The Μμ You Know... (Building a Micro-Chunking Engine for Performance Marketing Data)

How we built a micro-chunking engine to process billions of marketing data rows in minutes instead of hours.

The Μμ You Know... (Building a Micro-Chunking Engine for Performance Marketing Data)

At Clarisights, we're constantly pushing the boundaries of what's possible with data processing to deliver actionable insights to our customers. One of our most significant engineering achievements has been the development of Μμ, a data processing system that has dramatically improved our data ingestion speeds. In this story, we'll take you behind the scenes of how our engineering team, led by Prashant Vithani and Neel Maitra, approached this challenge with a design-first mindset, ultimately landing on Apache Spark and Scala as our technology stack.


Headlines

  • Customer data grew to billions of rows
  • Reports began to slow down
  • Challenge: How to scale data ingestion speeds 10x...
  • ... while maintaining transparency and debuggability for marketers
  • Idea: Μμ, a micro-chunking engine using Scala and Apache Spark
  • Result: Processing time for 1.25 billion rows cut to 7 minutes

The Challenge of Scale...Processing Data at Volume

Performance marketing analytics at scale presents unique data challenges. Enterprise marketing platforms must be able to ingest, process, and analyse billions of rows of advertising data efficiently to provide actionable insights in near real-time.

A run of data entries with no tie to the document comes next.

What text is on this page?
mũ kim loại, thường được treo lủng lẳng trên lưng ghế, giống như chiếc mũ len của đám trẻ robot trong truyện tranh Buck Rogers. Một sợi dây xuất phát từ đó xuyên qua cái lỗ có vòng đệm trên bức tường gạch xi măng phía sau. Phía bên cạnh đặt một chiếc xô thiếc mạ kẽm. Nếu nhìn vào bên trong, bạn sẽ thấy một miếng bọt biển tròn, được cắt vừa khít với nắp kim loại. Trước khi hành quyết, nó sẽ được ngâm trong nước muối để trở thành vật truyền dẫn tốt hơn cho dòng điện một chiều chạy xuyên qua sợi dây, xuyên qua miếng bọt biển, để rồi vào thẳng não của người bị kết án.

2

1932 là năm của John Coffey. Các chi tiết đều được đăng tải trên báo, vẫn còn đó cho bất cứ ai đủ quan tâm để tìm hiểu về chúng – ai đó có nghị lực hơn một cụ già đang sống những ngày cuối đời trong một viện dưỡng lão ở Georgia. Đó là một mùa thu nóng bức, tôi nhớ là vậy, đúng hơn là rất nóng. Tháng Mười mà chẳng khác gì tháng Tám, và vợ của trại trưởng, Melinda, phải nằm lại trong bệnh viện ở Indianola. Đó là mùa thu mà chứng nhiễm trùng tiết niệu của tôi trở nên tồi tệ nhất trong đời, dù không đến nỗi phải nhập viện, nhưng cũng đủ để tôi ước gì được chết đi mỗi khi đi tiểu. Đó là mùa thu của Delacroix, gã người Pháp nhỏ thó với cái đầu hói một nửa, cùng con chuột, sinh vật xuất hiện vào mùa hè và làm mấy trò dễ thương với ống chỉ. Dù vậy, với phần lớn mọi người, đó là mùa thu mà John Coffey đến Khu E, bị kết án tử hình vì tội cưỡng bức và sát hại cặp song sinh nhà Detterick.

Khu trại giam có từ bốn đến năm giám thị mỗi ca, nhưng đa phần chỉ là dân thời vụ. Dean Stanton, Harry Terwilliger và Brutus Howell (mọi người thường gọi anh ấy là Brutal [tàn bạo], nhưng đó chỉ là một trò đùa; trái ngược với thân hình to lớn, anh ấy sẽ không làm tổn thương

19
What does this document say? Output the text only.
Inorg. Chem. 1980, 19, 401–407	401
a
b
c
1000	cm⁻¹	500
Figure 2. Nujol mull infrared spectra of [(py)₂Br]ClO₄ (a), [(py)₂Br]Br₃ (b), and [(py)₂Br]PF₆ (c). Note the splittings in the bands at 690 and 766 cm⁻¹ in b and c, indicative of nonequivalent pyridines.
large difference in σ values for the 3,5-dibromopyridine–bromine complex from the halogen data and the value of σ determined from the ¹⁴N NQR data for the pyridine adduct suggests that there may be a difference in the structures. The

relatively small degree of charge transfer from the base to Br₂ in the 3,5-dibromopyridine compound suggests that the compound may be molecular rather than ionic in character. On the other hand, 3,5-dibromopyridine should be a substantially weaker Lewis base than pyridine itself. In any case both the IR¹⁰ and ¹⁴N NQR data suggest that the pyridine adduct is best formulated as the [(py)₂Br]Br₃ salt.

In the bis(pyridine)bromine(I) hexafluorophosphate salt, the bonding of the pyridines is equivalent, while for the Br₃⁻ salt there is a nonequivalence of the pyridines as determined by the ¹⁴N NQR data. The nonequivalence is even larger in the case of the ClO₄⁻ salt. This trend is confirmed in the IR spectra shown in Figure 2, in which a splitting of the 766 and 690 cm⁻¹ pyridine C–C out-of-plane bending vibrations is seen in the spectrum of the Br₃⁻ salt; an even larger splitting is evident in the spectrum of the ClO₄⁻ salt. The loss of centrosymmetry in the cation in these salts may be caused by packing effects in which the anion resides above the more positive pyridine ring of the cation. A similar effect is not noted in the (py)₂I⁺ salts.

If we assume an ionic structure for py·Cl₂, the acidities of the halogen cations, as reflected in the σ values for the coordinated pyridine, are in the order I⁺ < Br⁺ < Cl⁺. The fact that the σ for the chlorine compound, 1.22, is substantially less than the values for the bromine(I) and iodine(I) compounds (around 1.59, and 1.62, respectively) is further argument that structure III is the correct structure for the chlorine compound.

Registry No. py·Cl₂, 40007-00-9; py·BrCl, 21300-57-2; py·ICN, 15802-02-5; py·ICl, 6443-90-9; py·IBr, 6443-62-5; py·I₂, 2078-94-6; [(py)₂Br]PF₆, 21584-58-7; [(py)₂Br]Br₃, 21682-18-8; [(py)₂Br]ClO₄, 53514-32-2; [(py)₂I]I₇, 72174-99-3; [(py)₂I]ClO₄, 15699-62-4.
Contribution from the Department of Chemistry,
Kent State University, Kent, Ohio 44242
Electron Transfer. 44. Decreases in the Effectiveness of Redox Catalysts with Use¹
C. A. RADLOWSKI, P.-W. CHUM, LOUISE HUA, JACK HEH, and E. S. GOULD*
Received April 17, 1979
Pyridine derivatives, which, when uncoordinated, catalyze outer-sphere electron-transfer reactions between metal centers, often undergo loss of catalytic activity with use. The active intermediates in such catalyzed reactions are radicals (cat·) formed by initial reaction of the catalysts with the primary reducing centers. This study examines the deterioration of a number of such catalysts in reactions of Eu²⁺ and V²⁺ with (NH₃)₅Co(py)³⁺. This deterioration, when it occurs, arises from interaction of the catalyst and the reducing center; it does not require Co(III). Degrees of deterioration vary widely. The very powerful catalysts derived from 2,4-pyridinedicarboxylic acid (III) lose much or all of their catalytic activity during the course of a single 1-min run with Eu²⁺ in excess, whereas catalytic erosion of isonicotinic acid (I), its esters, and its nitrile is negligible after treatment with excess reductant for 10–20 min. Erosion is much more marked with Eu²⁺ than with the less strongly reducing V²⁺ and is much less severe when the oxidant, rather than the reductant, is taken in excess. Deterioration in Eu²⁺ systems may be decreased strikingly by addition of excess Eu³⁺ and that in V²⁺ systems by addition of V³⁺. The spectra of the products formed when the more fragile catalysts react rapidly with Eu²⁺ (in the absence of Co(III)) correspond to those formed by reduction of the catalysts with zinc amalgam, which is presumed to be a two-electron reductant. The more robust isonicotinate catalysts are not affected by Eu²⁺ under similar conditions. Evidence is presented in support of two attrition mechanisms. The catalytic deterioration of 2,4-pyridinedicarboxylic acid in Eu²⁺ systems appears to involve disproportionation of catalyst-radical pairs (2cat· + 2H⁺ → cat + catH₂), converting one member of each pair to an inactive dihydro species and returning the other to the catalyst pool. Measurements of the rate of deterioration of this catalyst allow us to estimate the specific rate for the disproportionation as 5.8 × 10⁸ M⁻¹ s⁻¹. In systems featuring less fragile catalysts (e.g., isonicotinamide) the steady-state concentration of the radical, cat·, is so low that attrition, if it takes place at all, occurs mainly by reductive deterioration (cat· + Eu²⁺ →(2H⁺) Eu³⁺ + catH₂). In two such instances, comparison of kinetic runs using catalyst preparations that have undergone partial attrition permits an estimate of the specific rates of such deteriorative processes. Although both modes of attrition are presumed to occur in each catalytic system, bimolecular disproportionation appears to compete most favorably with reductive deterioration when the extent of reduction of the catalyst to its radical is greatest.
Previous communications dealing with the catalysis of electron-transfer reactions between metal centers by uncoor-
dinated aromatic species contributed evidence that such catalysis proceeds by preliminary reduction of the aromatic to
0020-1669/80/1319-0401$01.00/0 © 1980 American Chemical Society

As Clarisights grew with our enterprise customers, we recognised the need to build systems that could handle increasingly massive datasets with greater efficiency. Our customers run sophisticated marketing operations across multiple platforms, generating datasets that would routinely reach billions of rows. Processing this volume of data efficiently is critical to our value proposition, as marketers need insights quickly to optimise their campaigns effectively. The origins of the Μμ project stem from this scaling requirement—developing the capability to process exponentially more data in significantly less time.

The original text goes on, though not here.